Major Struggles of the SFI

The SFI has always been at the forefront of raising students’ pressing issues, ever since its formation. In the recent past too, the organisation has taken up the cause in several arenas.

During the ‘Fees Must Fall’ movement which spread across many major campuses in the country including the Jawaharlal Nehru University (JNU), Pondicherry University (PU), and the Tata Institute of Social Sciences (TISS), the SFI was at the helm of the protests. The organisation also mobilised students against the anti-constitutional Citizenship Amendment Act (CAA) and the National Register of Citizens (NRC). The organisation also protested against the BJP-led union government’s cutting down or complete stoppage of various fellowships. In Andhra Pradesh, Gujarat and many other states, our movement demanding better facilities in welfare hostels have forced the authorities to improve the infrastructure. The SFI actively participated in the historic farmers’ movement which lasted more than a year. We could mobilise students’ unions from across India to wage a united struggle at a national level, under the banner “Unions in Action”. “Chalo Delhi” was another major campaign. During Covid-19, we provided food and medicines to the public. We distributed digital gadgets among students in need, and mobilised students against the digital divide in the country. Following the pandemic, we successfully organised a nationwide march with the slogan “Save Education, Save Constitution and Save India”, covering 23 states. Moreover, the SFI also formed our first international unit in the United Kingdom and conducted and participated in various protests concerning Indian students in the UK.

Challenges

It was definitely a challenging period as well. Campuses were closed for more than two years following the pandemic. The Modi-regime used the pandemic as an opportunity to push forth anti-people and anti-student agenda – institutionalising online education being one of them. Online education in a country where even half of the population does not have access to proper internet connection is in itself the institutionalisation of discrimination. Prolonged lockdowns affected the organised power of the student community. The SFI tried to overcome these challenges by mobilising students at the local level – in villages and remote areas.

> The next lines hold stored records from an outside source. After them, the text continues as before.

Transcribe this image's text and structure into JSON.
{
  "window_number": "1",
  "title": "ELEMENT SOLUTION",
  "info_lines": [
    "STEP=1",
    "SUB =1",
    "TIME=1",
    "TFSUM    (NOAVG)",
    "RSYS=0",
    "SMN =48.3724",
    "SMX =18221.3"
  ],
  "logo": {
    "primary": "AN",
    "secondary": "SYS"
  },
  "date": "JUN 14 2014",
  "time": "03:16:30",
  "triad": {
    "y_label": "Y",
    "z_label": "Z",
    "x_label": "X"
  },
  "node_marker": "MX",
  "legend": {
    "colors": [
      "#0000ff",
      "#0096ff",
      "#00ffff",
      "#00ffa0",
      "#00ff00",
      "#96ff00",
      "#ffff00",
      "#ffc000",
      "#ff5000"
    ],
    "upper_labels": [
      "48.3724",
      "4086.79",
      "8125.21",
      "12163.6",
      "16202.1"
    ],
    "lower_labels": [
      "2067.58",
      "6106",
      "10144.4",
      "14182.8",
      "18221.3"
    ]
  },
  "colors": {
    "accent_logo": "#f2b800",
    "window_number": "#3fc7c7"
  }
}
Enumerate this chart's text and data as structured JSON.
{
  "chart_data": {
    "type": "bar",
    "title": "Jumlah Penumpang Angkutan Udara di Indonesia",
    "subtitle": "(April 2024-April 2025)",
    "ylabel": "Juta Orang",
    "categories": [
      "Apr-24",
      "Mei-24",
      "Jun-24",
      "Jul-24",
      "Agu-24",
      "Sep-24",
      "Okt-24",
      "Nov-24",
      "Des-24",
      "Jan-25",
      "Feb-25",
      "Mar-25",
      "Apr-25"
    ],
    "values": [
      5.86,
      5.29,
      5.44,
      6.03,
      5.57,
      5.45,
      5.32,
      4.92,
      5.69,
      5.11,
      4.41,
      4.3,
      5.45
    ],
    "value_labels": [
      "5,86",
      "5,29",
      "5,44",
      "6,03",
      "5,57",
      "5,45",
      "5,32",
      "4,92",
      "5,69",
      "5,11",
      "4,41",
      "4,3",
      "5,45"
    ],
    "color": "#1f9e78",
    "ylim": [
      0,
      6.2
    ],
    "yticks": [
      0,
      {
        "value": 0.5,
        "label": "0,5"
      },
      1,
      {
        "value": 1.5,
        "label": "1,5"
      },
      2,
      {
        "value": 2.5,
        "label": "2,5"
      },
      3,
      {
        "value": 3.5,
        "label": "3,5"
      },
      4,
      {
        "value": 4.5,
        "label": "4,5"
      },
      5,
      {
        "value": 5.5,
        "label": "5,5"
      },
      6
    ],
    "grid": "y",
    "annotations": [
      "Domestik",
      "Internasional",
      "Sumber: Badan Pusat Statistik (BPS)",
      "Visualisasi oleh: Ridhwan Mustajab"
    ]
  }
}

The New Education Policy (NEP) 2020, introduced during the pandemic, intensifies the government’s project to communalise, commercialise and centralise education.

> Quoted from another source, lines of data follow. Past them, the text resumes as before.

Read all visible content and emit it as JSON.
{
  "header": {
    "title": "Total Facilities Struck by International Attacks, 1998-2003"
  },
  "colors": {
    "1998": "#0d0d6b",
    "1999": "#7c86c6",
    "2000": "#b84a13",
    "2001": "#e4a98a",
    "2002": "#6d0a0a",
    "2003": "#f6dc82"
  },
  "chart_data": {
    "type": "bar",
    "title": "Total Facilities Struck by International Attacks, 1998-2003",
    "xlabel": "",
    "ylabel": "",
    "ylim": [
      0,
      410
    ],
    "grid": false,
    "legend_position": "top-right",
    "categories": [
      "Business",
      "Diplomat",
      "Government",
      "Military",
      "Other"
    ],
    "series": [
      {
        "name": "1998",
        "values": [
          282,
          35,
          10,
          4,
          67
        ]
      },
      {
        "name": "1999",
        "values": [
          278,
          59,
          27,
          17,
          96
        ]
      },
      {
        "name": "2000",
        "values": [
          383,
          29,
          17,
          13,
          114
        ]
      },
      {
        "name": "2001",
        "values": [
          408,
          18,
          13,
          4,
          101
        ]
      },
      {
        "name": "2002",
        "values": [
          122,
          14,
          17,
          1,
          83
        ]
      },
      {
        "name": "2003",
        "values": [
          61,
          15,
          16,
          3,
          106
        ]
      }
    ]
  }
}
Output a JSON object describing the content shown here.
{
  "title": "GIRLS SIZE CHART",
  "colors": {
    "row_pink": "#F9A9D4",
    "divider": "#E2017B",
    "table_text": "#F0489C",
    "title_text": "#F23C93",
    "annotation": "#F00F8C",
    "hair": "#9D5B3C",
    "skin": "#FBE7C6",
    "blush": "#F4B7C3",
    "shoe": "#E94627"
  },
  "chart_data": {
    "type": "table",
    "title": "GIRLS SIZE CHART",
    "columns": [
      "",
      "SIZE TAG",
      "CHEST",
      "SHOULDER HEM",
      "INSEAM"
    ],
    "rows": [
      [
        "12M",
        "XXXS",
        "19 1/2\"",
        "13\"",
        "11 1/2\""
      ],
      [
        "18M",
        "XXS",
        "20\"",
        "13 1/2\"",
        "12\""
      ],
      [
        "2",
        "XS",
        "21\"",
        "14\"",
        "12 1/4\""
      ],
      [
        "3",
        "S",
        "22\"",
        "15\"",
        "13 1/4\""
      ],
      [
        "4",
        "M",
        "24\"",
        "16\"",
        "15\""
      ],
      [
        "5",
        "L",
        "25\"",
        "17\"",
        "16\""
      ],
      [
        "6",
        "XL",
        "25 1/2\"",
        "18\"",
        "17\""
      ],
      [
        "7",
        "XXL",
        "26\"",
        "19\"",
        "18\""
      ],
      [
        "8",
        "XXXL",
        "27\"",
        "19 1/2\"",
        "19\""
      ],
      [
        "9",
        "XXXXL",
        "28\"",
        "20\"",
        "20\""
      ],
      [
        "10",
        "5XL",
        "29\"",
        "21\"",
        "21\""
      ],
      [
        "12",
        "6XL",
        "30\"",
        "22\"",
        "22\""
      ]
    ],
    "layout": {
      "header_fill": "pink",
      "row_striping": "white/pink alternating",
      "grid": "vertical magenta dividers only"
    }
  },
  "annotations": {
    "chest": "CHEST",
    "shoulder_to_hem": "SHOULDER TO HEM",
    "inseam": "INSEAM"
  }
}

It was certainly hard to raise our protest during the pandemic, as traditional methods of political organising were not available. Nonetheless, we discovered alternatives and the hard times did not weaken our movement. Instead, it was made more creative and organised.

The Way Ahead

“Bring Back Classrooms” was one of the major campaigns that the SFI undertook during the pandemic. Many students were forced to drop their studies due to Covid-19, and a majority of these were women, Dalits and Adivasi students. The SFI needs to and will continue fighting fee hikes and discrimination unleashed in the name of caste, religion, gender etc.

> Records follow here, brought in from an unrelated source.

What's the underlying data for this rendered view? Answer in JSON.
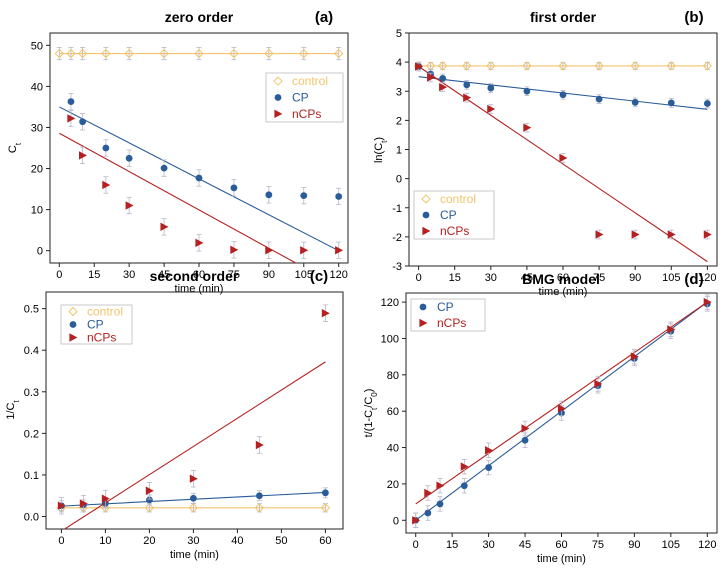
{
  "figure": {
    "colors": {
      "control": "#f2c46b",
      "cp": "#2a5c9a",
      "ncps": "#b52020",
      "error": "#b6b6cc"
    },
    "panels": [
      {
        "id": "a",
        "label": "(a)",
        "title": "zero order",
        "xlabel": "time (min)",
        "ylabel": "C",
        "ylabel_sub": "t",
        "xlim": [
          -4,
          124
        ],
        "ylim": [
          -3,
          53
        ],
        "xticks": [
          0,
          15,
          30,
          45,
          60,
          75,
          90,
          105,
          120
        ],
        "yticks": [
          0,
          10,
          20,
          30,
          40,
          50
        ],
        "legend": {
          "corner": "top-right",
          "entries": [
            {
              "series": "control",
              "label": "control"
            },
            {
              "series": "cp",
              "label": "CP"
            },
            {
              "series": "ncps",
              "label": "nCPs"
            }
          ]
        },
        "series": [
          {
            "key": "control",
            "marker": "diamond",
            "err": 1.5,
            "x": [
              0,
              5,
              10,
              20,
              30,
              45,
              60,
              75,
              90,
              105,
              120
            ],
            "y": [
              48,
              48,
              48,
              48,
              48,
              48,
              48,
              48,
              48,
              48,
              48
            ],
            "fit": [
              [
                0,
                48
              ],
              [
                120,
                48
              ]
            ]
          },
          {
            "key": "cp",
            "marker": "circle",
            "err": 2,
            "x": [
              5,
              10,
              20,
              30,
              45,
              60,
              75,
              90,
              105,
              120
            ],
            "y": [
              36.3,
              31.4,
              25,
              22.5,
              20.1,
              17.7,
              15.3,
              13.6,
              13.4,
              13.2
            ],
            "fit": [
              [
                0,
                35
              ],
              [
                120,
                0
              ]
            ]
          },
          {
            "key": "ncps",
            "marker": "triangle",
            "err": 2,
            "x": [
              5,
              10,
              20,
              30,
              45,
              60,
              75,
              90,
              105,
              120
            ],
            "y": [
              32.2,
              23.2,
              16,
              11,
              5.8,
              1.9,
              0.2,
              0.1,
              0.1,
              0.1
            ],
            "fit": [
              [
                0,
                28.6
              ],
              [
                108,
                -5
              ]
            ]
          }
        ]
      },
      {
        "id": "b",
        "label": "(b)",
        "title": "first order",
        "xlabel": "time (min)",
        "ylabel": "ln(C",
        "ylabel_sub": "t",
        "ylabel_end": ")",
        "xlim": [
          -4,
          124
        ],
        "ylim": [
          -3,
          5
        ],
        "xticks": [
          0,
          15,
          30,
          45,
          60,
          75,
          90,
          105,
          120
        ],
        "yticks": [
          -3,
          -2,
          -1,
          0,
          1,
          2,
          3,
          4,
          5
        ],
        "legend": {
          "corner": "bottom-left",
          "entries": [
            {
              "series": "control",
              "label": "control"
            },
            {
              "series": "cp",
              "label": "CP"
            },
            {
              "series": "ncps",
              "label": "nCPs"
            }
          ]
        },
        "series": [
          {
            "key": "control",
            "marker": "diamond",
            "err": 0.12,
            "x": [
              0,
              5,
              10,
              20,
              30,
              45,
              60,
              75,
              90,
              105,
              120
            ],
            "y": [
              3.87,
              3.87,
              3.87,
              3.87,
              3.87,
              3.87,
              3.87,
              3.87,
              3.87,
              3.87,
              3.87
            ],
            "fit": [
              [
                0,
                3.87
              ],
              [
                120,
                3.87
              ]
            ]
          },
          {
            "key": "cp",
            "marker": "circle",
            "err": 0.15,
            "x": [
              0,
              5,
              10,
              20,
              30,
              45,
              60,
              75,
              90,
              105,
              120
            ],
            "y": [
              3.85,
              3.59,
              3.44,
              3.22,
              3.11,
              3.0,
              2.88,
              2.73,
              2.62,
              2.6,
              2.58
            ],
            "fit": [
              [
                0,
                3.5
              ],
              [
                120,
                2.38
              ]
            ]
          },
          {
            "key": "ncps",
            "marker": "triangle",
            "err": 0.15,
            "x": [
              0,
              5,
              10,
              20,
              30,
              45,
              60,
              75,
              90,
              105,
              120
            ],
            "y": [
              3.85,
              3.47,
              3.14,
              2.78,
              2.39,
              1.75,
              0.71,
              -1.92,
              -1.92,
              -1.92,
              -1.92
            ],
            "fit": [
              [
                0,
                3.85
              ],
              [
                120,
                -2.85
              ]
            ]
          }
        ]
      },
      {
        "id": "c",
        "label": "(c)",
        "title": "second order",
        "xlabel": "time (min)",
        "ylabel": "1/C",
        "ylabel_sub": "t",
        "xlim": [
          -3.5,
          64
        ],
        "ylim": [
          -0.03,
          0.54
        ],
        "xticks": [
          0,
          10,
          20,
          30,
          40,
          50,
          60
        ],
        "yticks": [
          0.0,
          0.1,
          0.2,
          0.3,
          0.4,
          0.5
        ],
        "ytick_decimals": 1,
        "legend": {
          "corner": "top-left",
          "entries": [
            {
              "series": "control",
              "label": "control"
            },
            {
              "series": "cp",
              "label": "CP"
            },
            {
              "series": "ncps",
              "label": "nCPs"
            }
          ]
        },
        "series": [
          {
            "key": "control",
            "marker": "diamond",
            "err": 0.01,
            "x": [
              0,
              5,
              10,
              20,
              30,
              45,
              60
            ],
            "y": [
              0.021,
              0.021,
              0.021,
              0.021,
              0.021,
              0.021,
              0.021
            ],
            "fit": [
              [
                0,
                0.021
              ],
              [
                60,
                0.021
              ]
            ]
          },
          {
            "key": "cp",
            "marker": "circle",
            "err": 0.012,
            "x": [
              0,
              5,
              10,
              20,
              30,
              45,
              60
            ],
            "y": [
              0.026,
              0.028,
              0.032,
              0.04,
              0.044,
              0.05,
              0.057
            ],
            "fit": [
              [
                0,
                0.025
              ],
              [
                60,
                0.058
              ]
            ]
          },
          {
            "key": "ncps",
            "marker": "triangle",
            "err": 0.02,
            "x": [
              0,
              5,
              10,
              20,
              30,
              45,
              60
            ],
            "y": [
              0.026,
              0.031,
              0.043,
              0.062,
              0.091,
              0.172,
              0.489
            ],
            "fit": [
              [
                0,
                -0.035
              ],
              [
                60,
                0.372
              ]
            ]
          }
        ]
      },
      {
        "id": "d",
        "label": "(d)",
        "title": "BMG model",
        "xlabel": "time (min)",
        "ylabel": "t/(1-C",
        "ylabel_sub": "t",
        "ylabel_mid": "/C",
        "ylabel_sub2": "0",
        "ylabel_end": ")",
        "xlim": [
          -4,
          124
        ],
        "ylim": [
          -7,
          125
        ],
        "xticks": [
          0,
          15,
          30,
          45,
          60,
          75,
          90,
          105,
          120
        ],
        "yticks": [
          0,
          20,
          40,
          60,
          80,
          100,
          120
        ],
        "legend": {
          "corner": "top-left",
          "entries": [
            {
              "series": "cp",
              "label": "CP"
            },
            {
              "series": "ncps",
              "label": "nCPs"
            }
          ]
        },
        "series": [
          {
            "key": "cp",
            "marker": "circle",
            "err": 4,
            "x": [
              0,
              5,
              10,
              20,
              30,
              45,
              60,
              75,
              90,
              105,
              120
            ],
            "y": [
              0,
              4,
              9,
              19,
              29,
              44,
              59,
              74,
              89,
              104,
              119
            ],
            "fit": [
              [
                0,
                0
              ],
              [
                120,
                120
              ]
            ]
          },
          {
            "key": "ncps",
            "marker": "triangle",
            "err": 4,
            "x": [
              0,
              5,
              10,
              20,
              30,
              45,
              60,
              75,
              90,
              105,
              120
            ],
            "y": [
              0,
              15,
              19,
              29.5,
              38.5,
              50.5,
              61.5,
              75,
              90,
              105,
              120
            ],
            "fit": [
              [
                0,
                9
              ],
              [
                120,
                120
              ]
            ]
          }
        ]
      }
    ]
  }
}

Even though we have expanded to newer areas in recent years, the SFI has to reach students engaged in the study of professional courses. The SFI must and will also focus on new and less focused areas like sports and environment. The organisation will make its presence felt in the ‘Hindi belt’ as well in the North East. From being the ‘organisation of organisers’, the SFI will be known as the ‘organisation of student masses’, by focusing on local issue-based sustained movements in such regions. Indian students in other countries too face multiple challenges. Recognising this, the organisation will try to set up units in more countries.

We need to be engaged in ideological struggles to unite students against the politics of hate. All of this will be discussed in further detail at the 17th All India Conference of the SFI taking place at Hyderabad, from the 13th to 16th of this month.


Mayukh Biswas is the General Secretary of the Students’ Federation of India (SFI) and the Chief Editor of Student Struggle.